Start zookeeper:
./bin/zookeeper-server-start.sh config/zookeeper.properties
$ ./bin/kafka-topics.sh --zookeeper localhost:2181 --create --replication-factor 1 --partitions 2 --topic links
$ ./bin/kafka-topics.sh --zookeeper localhost:2181 --create --replication-factor 1 --partitions 3 --topic documents
$ ./bin/kafka-topics.sh --zookeeper localhost:2181 --create --replication-factor 1 --partitions 2 --topic documents_parsed
Remove topics:
$ ./bin/kafktopics.sh --zookeeper localhost:2181 --delete --topic links
$ ./bin/kafktopics.sh --zookeeper localhost:2181 --delete --topic documents
$ ./bin/kafktopics.sh --zookeeper localhost:2181 --delete --topic documents_parsed
$ ./bin/kafka-console-producer.sh --broker-list localhost:9092 --topic links
Example:
{"location":"http://upm.es"}
- spider-downloader: Get locations from links kafka topic, download the raw html from url and send it to documents topic.

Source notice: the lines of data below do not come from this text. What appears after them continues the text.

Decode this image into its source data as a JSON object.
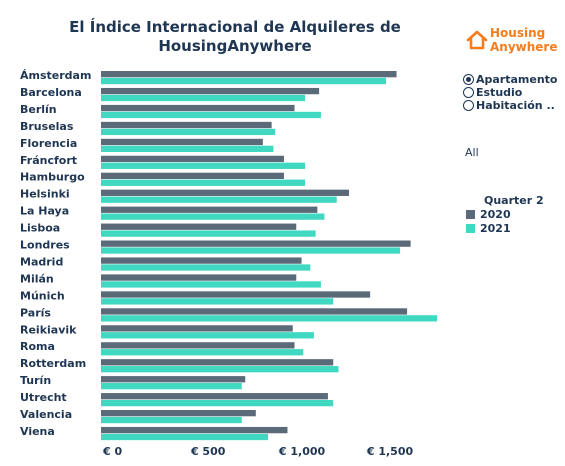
{
  "title": "El Índice Internacional de Alquileres de HousingAnywhere",
  "logo": {
    "line1": "Housing",
    "line2": "Anywhere",
    "icon": "house-icon",
    "color": "#f47d20"
  },
  "property_type": {
    "options": [
      "Apartamento",
      "Estudio",
      "Habitación .."
    ],
    "selected": "Apartamento"
  },
  "filter": {
    "value": "All"
  },
  "colors": {
    "2020": "#5b6a78",
    "2021": "#40d8c0",
    "text": "#1f3653"
  },
  "chart_data": {
    "type": "bar",
    "orientation": "horizontal",
    "categories": [
      "Ámsterdam",
      "Barcelona",
      "Berlín",
      "Bruselas",
      "Florencia",
      "Fráncfort",
      "Hamburgo",
      "Helsinki",
      "La Haya",
      "Lisboa",
      "Londres",
      "Madrid",
      "Milán",
      "Múnich",
      "París",
      "Reikiavik",
      "Roma",
      "Rotterdam",
      "Turín",
      "Utrecht",
      "Valencia",
      "Viena"
    ],
    "series": [
      {
        "name": "2020",
        "values": [
          1680,
          1240,
          1100,
          970,
          920,
          1040,
          1040,
          1410,
          1230,
          1110,
          1760,
          1140,
          1110,
          1530,
          1740,
          1090,
          1100,
          1320,
          820,
          1290,
          880,
          1060
        ]
      },
      {
        "name": "2021",
        "values": [
          1620,
          1160,
          1250,
          990,
          980,
          1160,
          1160,
          1340,
          1270,
          1220,
          1700,
          1190,
          1250,
          1320,
          1910,
          1210,
          1150,
          1350,
          800,
          1320,
          800,
          950
        ]
      }
    ],
    "xlim": [
      0,
      1910
    ],
    "xticks": [
      0,
      500,
      1000,
      1500
    ],
    "xtick_labels": [
      "€ 0",
      "€ 500",
      "€ 1,000",
      "€ 1,500"
    ],
    "legend": {
      "title": "Quarter 2",
      "position": "right"
    },
    "grid": false
  }
}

- spider-parser: Parse raw html from documents kafka topic, search links and produce a cooked document on document_parsed topic
- spider-repository: Save the links and relationship on neo4j graph database.
Start service: sudo service neo4j
Visualizer: http://localhost:7474/browser/
User: Neo4j Pass: password
List all nodes:
MATCH (p) RETURN p LIMIT 20
Remove all nodes:
MATCH (p) DETACH DELETE p
Create node if not exists:
MERGE (o:Page{ url: "http://test.com/" }) ON CREATE SET o = {url: "http://test.com/"} ON MATCH SET o += {url: "http://test.com/"}
Create link between two nodes if not exists:
MERGE (o:Page{ url: "http://test.com/" }) MERGE (d:Page{ url: "http://prueba.com/" }) MERGE (o)-[:LINKS]->(d)